Assume I believe in risk-adjusted return on capital. That is, I don’t buy a bond yielding 12% instead of one yielding 6% without first considering that the yield difference is affected by the likelihood of Principal return being lower. (But I will buy the 12% bond if I believe the risk premium is too high relative to the 6% bond.)

In short, I fit the second—not the more accurate “traditional” or the current even-more-bollixed “risk management” definition—of the Prudent Investor.

I can watch my neighbor buy more and more expensive gadgetry, while knowing that s/he makes no more than I do, has some old debts, and doesn’t not have dynastic wealth (i.e., the possibility of inheritance or some other deus ex machina) to save himmer. And I notice that hisser buying is growing greater over time.

My neighbor decides to borrow money from people to support hisser ever-more-extravagant lifestyle.

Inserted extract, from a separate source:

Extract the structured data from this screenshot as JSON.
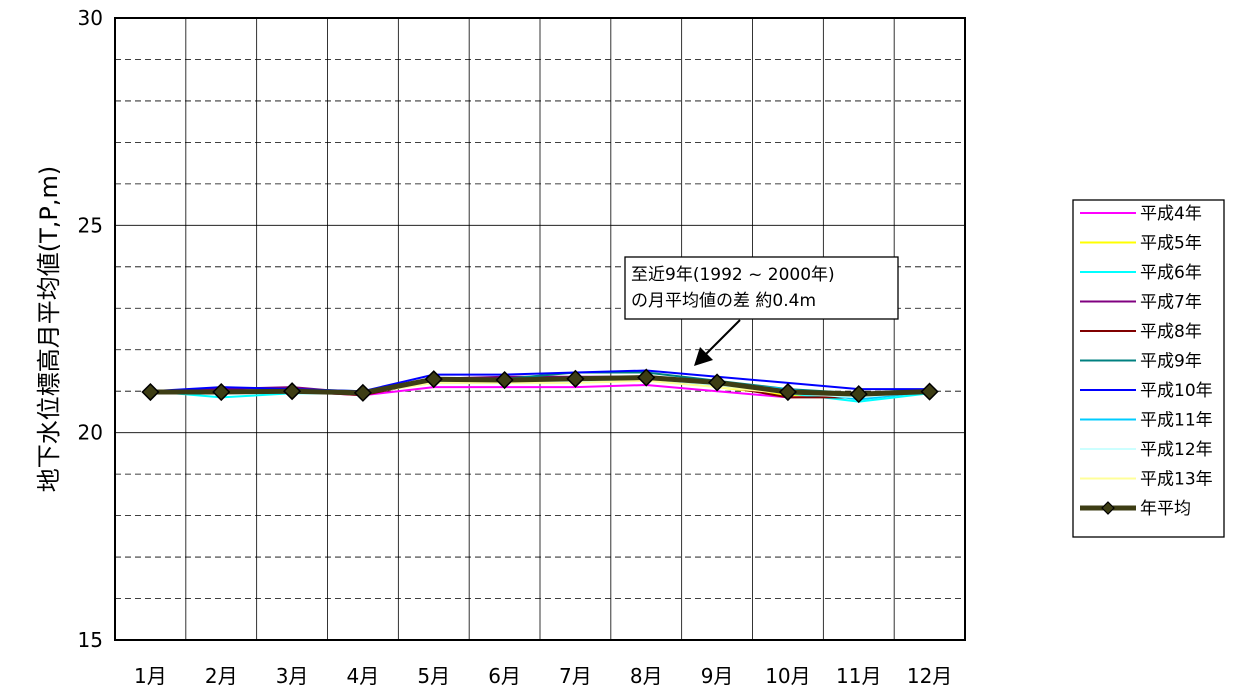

S/he offers rates slightly higher than the rate at which I can borrow. (That is, I can borrow money, take the interest payments from himmer, and pocket the difference—if the Principal is paid back on schedule.)

Do I loan the money to—effectively, buy bonds from—my neighbor?

My instinctive answer is “No,” but I am a Prudent Investor. So perhaps I give my neighbor some money—monies I can afford, not something I need to borrow—as a token.

Under no condition do I become—by a margin of more than 2:1—the largest creditor of my neighbor’s lifestyle. Not, at least, if I want to maintain my reputation as a conservative (“prudent”) investor.